What is Capital Expenditure?
Capital expenditure refers to the expenditure done by a business to acquire, upgrade, or maintain long-term assets to increase productivity or capacity. Long-term assets consist of tangible, immovable, non-consumable assets with a useful life of more than one accounting period such as property investment, machinery or infrastructure. Additionally, it consists of intangible assets such as patents, trademarks, and licences. The expenses for a specific accounting period are a part of the cash flow statement.

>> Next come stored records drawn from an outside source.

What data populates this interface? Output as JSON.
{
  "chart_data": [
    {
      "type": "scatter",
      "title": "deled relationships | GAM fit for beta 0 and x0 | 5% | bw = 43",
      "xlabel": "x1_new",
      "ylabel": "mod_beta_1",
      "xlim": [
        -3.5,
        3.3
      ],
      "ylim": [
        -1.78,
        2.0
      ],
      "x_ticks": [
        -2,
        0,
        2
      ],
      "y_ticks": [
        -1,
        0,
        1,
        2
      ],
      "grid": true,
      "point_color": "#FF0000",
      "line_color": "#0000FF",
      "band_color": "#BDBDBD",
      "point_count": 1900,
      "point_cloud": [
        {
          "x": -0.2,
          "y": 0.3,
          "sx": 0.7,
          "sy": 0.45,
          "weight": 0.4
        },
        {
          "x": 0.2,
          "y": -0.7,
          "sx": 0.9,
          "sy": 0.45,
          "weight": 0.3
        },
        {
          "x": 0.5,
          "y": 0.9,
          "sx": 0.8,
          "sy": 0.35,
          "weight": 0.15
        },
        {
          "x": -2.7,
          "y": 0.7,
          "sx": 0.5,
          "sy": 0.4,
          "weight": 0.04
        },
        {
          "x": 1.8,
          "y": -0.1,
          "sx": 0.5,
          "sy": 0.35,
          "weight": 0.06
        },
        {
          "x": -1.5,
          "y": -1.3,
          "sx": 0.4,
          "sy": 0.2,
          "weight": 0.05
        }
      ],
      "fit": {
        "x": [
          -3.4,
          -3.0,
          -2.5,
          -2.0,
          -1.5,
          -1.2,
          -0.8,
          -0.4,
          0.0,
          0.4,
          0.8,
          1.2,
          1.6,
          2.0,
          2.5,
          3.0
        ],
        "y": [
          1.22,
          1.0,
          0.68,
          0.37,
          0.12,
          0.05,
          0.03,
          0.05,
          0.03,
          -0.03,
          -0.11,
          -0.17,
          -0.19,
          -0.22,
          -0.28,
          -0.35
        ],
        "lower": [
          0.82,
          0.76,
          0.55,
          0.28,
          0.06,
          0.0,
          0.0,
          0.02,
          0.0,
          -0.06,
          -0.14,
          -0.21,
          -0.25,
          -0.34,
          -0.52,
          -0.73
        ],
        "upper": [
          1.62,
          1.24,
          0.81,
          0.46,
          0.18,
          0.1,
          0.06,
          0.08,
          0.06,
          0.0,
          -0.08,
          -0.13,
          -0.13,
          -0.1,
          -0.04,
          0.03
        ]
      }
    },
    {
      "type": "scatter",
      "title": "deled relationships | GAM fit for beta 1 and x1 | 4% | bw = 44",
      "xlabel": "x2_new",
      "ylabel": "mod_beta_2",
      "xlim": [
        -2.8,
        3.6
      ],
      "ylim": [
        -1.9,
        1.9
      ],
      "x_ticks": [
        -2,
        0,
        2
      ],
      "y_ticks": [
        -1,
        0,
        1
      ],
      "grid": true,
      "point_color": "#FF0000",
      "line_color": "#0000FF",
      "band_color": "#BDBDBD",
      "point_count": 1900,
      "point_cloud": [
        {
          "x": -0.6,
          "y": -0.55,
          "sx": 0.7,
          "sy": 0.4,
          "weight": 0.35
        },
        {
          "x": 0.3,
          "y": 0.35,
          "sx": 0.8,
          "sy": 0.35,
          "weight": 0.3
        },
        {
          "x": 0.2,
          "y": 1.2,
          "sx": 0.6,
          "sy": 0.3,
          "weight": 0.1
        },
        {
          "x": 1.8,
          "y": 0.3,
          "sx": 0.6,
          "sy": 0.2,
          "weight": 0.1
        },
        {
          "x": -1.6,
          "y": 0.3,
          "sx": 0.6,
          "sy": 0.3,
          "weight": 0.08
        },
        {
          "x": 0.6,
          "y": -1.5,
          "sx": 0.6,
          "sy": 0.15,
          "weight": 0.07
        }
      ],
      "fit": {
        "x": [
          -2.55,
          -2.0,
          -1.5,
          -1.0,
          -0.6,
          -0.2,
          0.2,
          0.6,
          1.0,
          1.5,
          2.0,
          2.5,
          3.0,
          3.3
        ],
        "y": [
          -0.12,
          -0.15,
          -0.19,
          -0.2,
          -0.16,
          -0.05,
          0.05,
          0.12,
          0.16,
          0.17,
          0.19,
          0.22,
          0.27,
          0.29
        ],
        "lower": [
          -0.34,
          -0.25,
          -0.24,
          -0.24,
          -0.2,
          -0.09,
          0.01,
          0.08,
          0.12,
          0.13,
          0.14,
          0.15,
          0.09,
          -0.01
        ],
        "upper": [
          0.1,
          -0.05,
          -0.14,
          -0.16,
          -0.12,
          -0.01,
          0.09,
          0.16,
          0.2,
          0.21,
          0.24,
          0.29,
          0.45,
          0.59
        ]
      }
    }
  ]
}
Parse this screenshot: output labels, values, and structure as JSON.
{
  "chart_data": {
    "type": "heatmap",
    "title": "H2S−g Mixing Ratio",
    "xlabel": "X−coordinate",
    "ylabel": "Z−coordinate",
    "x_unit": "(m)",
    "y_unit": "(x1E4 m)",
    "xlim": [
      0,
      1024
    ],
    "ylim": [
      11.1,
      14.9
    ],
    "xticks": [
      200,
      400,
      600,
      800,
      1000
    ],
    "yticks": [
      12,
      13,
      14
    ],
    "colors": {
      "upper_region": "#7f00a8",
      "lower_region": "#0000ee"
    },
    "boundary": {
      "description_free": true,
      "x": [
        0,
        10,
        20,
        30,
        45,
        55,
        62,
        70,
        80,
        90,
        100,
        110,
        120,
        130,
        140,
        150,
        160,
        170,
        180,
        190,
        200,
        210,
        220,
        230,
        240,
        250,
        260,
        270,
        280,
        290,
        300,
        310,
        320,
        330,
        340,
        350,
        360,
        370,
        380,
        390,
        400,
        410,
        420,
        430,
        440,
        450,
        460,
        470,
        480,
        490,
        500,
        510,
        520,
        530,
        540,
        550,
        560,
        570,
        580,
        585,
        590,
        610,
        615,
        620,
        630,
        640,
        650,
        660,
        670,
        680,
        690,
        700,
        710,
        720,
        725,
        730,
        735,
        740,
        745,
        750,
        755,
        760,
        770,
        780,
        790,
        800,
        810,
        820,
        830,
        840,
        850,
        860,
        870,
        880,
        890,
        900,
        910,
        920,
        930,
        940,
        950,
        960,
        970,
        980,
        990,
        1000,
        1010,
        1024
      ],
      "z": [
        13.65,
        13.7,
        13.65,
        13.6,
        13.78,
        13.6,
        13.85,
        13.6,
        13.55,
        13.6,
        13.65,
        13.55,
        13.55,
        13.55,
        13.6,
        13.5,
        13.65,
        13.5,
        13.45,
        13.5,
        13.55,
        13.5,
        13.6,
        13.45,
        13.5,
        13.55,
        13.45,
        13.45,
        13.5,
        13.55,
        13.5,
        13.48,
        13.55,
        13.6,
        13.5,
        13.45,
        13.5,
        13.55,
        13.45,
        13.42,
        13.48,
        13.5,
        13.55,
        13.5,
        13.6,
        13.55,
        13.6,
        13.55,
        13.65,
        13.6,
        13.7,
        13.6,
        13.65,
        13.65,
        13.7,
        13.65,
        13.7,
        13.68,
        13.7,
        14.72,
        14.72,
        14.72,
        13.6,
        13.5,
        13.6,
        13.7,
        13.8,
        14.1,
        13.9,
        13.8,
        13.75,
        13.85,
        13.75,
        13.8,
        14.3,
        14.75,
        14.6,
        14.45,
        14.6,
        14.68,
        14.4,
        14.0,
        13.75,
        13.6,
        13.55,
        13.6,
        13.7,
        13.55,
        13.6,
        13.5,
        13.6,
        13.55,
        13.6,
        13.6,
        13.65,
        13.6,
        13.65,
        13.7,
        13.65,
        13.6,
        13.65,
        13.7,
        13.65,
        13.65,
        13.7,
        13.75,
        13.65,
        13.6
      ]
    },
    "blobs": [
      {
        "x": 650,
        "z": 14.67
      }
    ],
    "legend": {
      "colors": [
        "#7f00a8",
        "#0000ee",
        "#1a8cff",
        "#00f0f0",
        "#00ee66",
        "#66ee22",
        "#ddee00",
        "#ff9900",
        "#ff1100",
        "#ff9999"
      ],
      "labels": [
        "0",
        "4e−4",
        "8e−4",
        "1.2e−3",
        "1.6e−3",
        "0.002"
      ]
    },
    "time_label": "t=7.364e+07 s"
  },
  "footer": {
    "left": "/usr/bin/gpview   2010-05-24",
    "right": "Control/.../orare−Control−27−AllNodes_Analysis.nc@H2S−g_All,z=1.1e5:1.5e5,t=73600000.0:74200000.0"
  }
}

Know About Golden Rules of Accounting.
Types of Capital Expenditure
Expenditure on Tangible Assets
These assets often have a useful life of more than one year and are tangible, immovable, and non-consumable. For example:
- Computer Hardware: The price of setting up, buying, and maintaining computers, laptops, and related hardware.
- Tools and Equipment: Purchase of manufacturing facilities, tools, and equipment, as well as maintenance, improvement and depreciation expenses.
- Real Estate: Investing in a piece of property, a building, or both, as well as maintaining, renovating, and paying off debt.
- Vehicle: Purchasing a vehicle for the delivery and distribution of goods is another example that involves maintenance, repair and depreciation charges.
Expenditure on Intangible Assets
It’s not necessary for capital assets to be tangible or physical; they can also be intangible. Gaining the worth of the cost incurred on these assets takes more than one fiscal year.
- Software: This includes both the upgrade and acquisition of software. Investing in the latest software will prove beneficial and effective for the company.
- Copyright: Protecting ideas, products, and services with patents and copyright provides the company with legal rights to ensure the prevention of unauthorised selling, sharing, and making.
- Licences: Registration fees for licences enable production of varied products in the company.
Importance of Capital Expenditure
Assets With a Long-Term Horizon
CAPEX expenses often have effects over a long period. The wide range of present manufacturing or production activity is largely due to previous capital expenditures. These expenses aid in providing the business with a direction so it can go forward, define objectives, and prepare budgets.
Depreciation
An organisation’s asset accounts initially expand as a result of capital expenditures. Capital assets tend to depreciate and lose value throughout their useful life once put to use. The higher the depreciation expense, the smaller the taxable income and the lower the tax burden for the company.
Easier to Acquire Loan
The assets purchased using capital expenditure can be mortgaged by the company and make it easier for the company to acquire loans or other bank facilities.
Attract Investors
They improve the financial health of the balance sheet and boost greater investment from investors.
Boost Production Capacity
The long-term features of capital expenditure results in the formation of assets, which enable the company to generate income for many years by expanding or upgrading manufacturing facilities and increasing operational effectiveness. Additionally, it raises the ability of the company to create more in the future and also increases labour participation.
Limitations of Capital Expenditure
Uncertainty
Large capital expenditures by companies aim to produce predictable results. Losses could occur and positive outcomes aren’t a guarantee. It is challenging to make accurate future predictions. Decisions about CAPEX usually come with a high degree of uncertainty regarding their costs and benefits.
Temporal Spread
Both industrial undertakings and infrastructure projects often spread out the expenses and benefits of capital expenditure over a considerable amount of time. This temporal gap makes it difficult to estimate the discount rate and establish equivalence.
Measurement Limitations
The accounting procedure for finding, quantifying, and predicting the expenses associated with capital expenditures can be very difficult.
Irreversibility
It is difficult to reverse the capital expenditure choices. Any firm may find it to be much more expensive to reverse its CAPEX decisions.
You may also like to read about the Differences Between Capital Expenditure and Revenue Expenditure
Frequently Asked Questions
The capital expense includes expenditure on tangible assets like machinery, tools, computer hardware, vehicles, etc. Capital expenses also include intangible assets like licenses, patents, software, etc.
Instead of being charged as an expense immediately, a capital expenditure is recorded as an asset. It is categorised as a fixed asset and expensed using depreciation throughout the asset’s useful life.
For instance, if one purchases an asset for ₹50,000 and anticipates it would last for five years, one would charge ₹10,000 in depreciation expense for each of the following five years.
Capital expenditure does not include employee salaries, electricity bills, rents, or transportation costs. Since these are costs incurred in daily functioning and not in fixed assets of the company.